County gets help cracking down on sex trafficking
District Attorney Kim Ogg announces that Harris County has received more than $4 million in grants from the Texas Governor’s Criminal Justice Division to assist victims of violent crime and sex trafficking.
Harris County District Attorney Kim Ogg on Monday announced state grants totaling more than $4 million toward services for victims of sex trafficking and violent crime.
The Texas Governor’s Criminal Justice Division awarded four separate grants totaling $4.4 million to provide better victim services and criminal prosecution in cases of violent crimes and sex trafficking, Ogg said.
“Violent criminals toss victims into the criminal justice system without regard to the harm they are inflicting,” Ogg said. “It is traumatic, stressful and confusing.”
The grants were announced during a morning news conference at the Children’s Assessment Center, which specializes in treating sexually abused children.
No. 1 city for trafficking calls
The grants are symbolic of a much larger victim-focused paradigm shift that Andrea Sparks, director of the governor’s Child Sex Trafficking Office, said will be taking place throughout Texas, beginning in Houston. The grants are to be issued over the next two years, according to a news release from Ogg’s office.
The fact that Houston is the No. 1 city for calls to the National Human Trafficking Hotline indicates the magnitude of the problem, she said, but it also demonstrates the local awareness of the issue and willingness to call for help.
Harris County Sheriff Ed Gonzalez said the increased funding will allow the county to continue improvements in sex crime prosecution.
“In recent years, the Harris County Sheriff ’s Office has shifted its efforts to curb prosecution away from those who are selling their own bodies for sex and focusing instead on the johns who seek them out,” Gonzalez said.
The shift is already reflected in prostitution-related charges that have been filed this year, Gonzalez said.
During 2016 in Harris County, 1,405 charges were filed against women and sellers and 708 against buyers. To date in 2017, Gonzalez said, charges have been filed against 971 buyers and only 820 women and sellers.
“No child plans to enter the sex industry when they grow up,” Gonzalez said. “The women, and even some men, trapped in the human trafficking web are victims, not criminals. This is why the Harris County Sheriff ’s Office partners with many organizations that work with these victims to help them escape their abusers and get their lives back on track.”

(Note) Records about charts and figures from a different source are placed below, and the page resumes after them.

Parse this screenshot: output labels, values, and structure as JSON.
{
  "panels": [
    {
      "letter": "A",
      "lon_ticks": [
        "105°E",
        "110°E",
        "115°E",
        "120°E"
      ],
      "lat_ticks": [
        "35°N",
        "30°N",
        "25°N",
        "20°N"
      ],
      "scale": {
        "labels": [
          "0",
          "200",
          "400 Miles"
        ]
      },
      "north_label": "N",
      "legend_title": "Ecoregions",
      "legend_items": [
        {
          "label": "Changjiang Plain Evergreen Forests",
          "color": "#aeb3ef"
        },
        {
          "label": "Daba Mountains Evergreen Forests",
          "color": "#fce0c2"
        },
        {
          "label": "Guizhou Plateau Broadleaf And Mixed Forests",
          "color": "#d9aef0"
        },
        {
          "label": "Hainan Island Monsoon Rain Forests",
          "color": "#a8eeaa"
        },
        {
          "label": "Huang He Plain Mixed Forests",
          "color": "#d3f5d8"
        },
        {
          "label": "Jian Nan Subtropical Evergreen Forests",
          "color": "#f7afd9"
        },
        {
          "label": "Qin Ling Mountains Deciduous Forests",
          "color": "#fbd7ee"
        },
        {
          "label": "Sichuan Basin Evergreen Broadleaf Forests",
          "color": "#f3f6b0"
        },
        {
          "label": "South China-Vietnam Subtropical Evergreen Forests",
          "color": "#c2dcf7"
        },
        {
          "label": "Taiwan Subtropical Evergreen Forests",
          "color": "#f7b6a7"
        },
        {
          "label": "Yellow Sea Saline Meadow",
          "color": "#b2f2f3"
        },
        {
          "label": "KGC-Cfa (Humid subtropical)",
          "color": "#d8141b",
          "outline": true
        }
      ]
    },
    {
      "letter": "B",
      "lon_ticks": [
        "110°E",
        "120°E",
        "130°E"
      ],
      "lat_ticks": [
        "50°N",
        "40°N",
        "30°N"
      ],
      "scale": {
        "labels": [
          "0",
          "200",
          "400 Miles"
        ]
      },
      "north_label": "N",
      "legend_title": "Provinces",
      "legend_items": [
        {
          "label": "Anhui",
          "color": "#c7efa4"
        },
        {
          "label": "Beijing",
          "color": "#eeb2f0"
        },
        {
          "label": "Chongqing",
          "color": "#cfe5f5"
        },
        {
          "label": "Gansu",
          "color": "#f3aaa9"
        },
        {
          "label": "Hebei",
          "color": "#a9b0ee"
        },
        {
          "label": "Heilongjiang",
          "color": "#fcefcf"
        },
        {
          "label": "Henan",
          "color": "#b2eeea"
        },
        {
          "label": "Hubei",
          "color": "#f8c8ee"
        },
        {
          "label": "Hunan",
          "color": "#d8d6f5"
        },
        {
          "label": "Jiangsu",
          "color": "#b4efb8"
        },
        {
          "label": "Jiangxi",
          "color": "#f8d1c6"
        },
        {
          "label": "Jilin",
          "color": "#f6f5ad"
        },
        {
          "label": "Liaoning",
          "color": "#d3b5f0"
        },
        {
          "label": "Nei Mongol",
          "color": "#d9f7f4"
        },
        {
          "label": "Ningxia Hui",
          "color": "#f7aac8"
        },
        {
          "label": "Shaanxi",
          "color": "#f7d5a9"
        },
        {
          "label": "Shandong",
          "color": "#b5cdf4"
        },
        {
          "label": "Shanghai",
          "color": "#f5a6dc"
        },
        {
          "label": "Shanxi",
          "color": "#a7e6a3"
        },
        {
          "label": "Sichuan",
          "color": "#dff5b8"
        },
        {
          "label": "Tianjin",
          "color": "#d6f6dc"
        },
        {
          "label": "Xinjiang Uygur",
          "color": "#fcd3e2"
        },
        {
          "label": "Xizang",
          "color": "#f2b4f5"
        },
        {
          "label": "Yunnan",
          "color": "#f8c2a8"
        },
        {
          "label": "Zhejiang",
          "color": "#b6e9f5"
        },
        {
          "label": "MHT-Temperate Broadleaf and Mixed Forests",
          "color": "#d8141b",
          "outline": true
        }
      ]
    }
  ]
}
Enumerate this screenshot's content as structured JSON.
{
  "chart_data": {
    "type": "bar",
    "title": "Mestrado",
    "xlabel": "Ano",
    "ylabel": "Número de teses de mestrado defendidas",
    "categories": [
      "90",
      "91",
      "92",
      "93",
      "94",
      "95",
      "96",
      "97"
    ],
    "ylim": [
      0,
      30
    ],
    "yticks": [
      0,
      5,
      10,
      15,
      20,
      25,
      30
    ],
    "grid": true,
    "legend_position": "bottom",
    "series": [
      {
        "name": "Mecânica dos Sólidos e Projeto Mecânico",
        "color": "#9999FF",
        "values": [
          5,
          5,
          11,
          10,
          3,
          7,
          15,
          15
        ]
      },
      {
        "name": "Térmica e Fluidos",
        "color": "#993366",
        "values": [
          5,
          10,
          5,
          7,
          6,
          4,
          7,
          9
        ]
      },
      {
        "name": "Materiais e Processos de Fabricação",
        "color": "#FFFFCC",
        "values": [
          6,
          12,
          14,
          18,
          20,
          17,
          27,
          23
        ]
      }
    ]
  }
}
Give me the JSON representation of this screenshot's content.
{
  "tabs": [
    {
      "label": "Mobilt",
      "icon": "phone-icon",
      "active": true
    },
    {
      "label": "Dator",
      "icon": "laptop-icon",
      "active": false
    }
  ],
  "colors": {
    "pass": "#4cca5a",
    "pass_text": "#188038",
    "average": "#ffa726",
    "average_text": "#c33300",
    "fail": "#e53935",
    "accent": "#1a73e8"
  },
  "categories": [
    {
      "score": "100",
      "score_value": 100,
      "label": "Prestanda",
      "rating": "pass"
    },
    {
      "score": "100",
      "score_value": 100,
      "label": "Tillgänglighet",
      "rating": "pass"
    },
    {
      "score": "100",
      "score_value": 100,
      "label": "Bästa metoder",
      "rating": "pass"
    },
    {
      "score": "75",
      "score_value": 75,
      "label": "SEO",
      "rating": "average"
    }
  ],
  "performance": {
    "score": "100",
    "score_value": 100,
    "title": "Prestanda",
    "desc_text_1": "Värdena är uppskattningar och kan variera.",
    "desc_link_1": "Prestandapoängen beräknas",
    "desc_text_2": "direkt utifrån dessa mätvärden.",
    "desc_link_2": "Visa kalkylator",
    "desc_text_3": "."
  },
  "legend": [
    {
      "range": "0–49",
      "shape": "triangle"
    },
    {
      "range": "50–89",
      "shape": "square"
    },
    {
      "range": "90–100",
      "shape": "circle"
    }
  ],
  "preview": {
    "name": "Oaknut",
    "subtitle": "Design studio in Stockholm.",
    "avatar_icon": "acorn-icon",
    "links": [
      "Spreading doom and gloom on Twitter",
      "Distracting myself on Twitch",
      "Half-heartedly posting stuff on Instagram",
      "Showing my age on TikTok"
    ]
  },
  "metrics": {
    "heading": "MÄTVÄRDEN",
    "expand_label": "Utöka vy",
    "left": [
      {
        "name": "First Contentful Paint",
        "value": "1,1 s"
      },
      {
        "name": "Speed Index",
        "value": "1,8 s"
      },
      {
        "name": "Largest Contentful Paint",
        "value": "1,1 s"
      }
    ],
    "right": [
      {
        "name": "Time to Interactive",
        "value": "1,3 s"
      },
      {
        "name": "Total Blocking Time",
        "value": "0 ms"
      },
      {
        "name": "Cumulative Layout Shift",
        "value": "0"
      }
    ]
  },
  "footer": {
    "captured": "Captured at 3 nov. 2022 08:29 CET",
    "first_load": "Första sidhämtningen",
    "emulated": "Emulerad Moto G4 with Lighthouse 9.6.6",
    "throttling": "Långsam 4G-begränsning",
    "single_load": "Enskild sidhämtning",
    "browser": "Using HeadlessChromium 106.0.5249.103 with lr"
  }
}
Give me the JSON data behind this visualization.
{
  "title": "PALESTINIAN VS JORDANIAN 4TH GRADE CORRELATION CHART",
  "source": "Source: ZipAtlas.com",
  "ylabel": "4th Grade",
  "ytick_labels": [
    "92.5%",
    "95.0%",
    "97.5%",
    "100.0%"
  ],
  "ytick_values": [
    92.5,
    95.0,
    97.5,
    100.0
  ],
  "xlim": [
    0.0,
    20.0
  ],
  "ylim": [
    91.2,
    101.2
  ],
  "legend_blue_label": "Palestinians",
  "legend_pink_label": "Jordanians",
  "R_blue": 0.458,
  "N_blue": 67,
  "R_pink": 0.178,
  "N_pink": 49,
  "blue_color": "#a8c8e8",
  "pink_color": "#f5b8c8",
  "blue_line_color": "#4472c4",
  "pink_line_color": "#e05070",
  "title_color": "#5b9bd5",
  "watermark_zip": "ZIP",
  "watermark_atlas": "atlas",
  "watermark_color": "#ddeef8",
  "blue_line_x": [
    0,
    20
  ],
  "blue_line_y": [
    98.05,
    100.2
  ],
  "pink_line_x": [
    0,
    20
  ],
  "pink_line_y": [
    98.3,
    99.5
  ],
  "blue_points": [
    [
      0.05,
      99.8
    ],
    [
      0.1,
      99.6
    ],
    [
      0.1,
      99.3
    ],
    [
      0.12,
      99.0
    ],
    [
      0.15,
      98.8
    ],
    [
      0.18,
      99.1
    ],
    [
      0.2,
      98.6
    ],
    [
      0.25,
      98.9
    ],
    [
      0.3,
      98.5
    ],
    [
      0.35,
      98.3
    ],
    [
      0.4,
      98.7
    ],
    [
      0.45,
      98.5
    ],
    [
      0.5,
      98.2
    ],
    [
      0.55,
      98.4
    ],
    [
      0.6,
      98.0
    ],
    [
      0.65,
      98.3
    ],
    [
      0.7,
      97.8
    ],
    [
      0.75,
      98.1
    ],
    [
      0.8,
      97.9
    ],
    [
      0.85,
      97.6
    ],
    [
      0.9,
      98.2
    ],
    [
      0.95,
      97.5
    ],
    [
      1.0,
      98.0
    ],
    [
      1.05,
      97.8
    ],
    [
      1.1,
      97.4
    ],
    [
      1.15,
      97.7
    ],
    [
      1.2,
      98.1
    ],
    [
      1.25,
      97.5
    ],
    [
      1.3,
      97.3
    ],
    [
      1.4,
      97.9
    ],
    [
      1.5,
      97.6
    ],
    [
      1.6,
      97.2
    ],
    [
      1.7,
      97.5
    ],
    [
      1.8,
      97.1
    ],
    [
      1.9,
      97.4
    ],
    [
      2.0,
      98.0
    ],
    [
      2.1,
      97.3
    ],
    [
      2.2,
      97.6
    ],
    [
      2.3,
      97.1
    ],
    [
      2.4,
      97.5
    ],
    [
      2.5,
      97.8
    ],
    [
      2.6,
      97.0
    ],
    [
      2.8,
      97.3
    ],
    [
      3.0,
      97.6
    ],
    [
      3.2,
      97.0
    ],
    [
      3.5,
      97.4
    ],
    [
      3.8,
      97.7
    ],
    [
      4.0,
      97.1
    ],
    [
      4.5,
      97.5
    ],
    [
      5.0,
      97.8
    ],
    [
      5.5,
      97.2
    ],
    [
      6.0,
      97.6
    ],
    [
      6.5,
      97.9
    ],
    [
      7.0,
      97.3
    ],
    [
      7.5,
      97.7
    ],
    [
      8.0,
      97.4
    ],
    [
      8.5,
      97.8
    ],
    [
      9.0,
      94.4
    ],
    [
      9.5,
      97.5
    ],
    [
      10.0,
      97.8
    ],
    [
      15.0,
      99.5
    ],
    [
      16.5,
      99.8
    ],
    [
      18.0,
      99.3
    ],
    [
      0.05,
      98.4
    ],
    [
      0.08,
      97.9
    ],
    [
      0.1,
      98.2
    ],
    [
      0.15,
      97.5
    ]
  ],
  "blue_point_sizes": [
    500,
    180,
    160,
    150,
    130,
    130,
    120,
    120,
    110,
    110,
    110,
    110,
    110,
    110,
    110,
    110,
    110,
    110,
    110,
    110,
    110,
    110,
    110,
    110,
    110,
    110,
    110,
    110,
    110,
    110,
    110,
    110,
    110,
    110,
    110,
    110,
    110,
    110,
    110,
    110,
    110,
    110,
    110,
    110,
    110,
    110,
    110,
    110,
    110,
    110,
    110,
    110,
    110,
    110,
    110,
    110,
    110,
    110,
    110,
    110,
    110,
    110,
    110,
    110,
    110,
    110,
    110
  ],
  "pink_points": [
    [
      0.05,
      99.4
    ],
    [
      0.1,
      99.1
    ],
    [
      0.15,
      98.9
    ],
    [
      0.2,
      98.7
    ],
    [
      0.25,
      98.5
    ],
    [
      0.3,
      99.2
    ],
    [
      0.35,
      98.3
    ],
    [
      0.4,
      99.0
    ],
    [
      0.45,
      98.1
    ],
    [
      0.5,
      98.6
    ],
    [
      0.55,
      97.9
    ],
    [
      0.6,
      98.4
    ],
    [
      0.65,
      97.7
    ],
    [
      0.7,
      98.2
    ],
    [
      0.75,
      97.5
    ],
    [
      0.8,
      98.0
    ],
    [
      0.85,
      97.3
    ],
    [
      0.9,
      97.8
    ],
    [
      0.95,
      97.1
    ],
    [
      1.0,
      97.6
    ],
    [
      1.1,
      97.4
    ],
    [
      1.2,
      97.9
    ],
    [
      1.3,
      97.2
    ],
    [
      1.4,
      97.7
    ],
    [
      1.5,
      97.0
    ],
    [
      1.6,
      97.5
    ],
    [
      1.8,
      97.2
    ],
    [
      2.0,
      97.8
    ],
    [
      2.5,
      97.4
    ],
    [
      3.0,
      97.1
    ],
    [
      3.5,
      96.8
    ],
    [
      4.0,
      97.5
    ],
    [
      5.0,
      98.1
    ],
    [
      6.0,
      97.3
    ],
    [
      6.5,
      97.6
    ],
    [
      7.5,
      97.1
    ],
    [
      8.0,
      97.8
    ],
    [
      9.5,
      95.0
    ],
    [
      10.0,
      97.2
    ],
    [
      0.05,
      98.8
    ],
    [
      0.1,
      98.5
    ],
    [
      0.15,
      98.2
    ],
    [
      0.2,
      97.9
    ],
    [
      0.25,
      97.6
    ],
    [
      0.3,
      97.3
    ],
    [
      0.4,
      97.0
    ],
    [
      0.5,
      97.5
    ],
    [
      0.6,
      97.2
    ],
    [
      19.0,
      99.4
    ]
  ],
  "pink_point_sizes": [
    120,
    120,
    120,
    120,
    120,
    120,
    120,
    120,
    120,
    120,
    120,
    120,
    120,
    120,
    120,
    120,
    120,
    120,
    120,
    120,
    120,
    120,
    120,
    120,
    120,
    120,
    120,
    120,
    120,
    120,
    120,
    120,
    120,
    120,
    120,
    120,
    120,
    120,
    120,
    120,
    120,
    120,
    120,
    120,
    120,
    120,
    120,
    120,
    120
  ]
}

Doubling staff to help victims
Sparks said the programs to be funded by the grants will allow law enforcement to better serve victims by gearing anti-trafficking efforts toward their assistance.
“If Houston is the No. 1 city in calls to the Human Trafficking Hotline, let’s make it the No. 1 city in traumainformed response to its victims,” Sparks said.
Of the grants, Ogg said $1 million will be directed toward more prosecution and increased victim and referral services — allowing adults arrested on prostitution charges to be referred to resources instead of spending multiple days in jail.
Another $3 million is intended for victims of violent “crimes against people,” Ogg said, allowing her to double the size of the Harris County District Attorney’s Office Victim Witness Division staff.
Ogg said the final $400,000 will provide increased prosecution and victim services for those affected by domestic violence.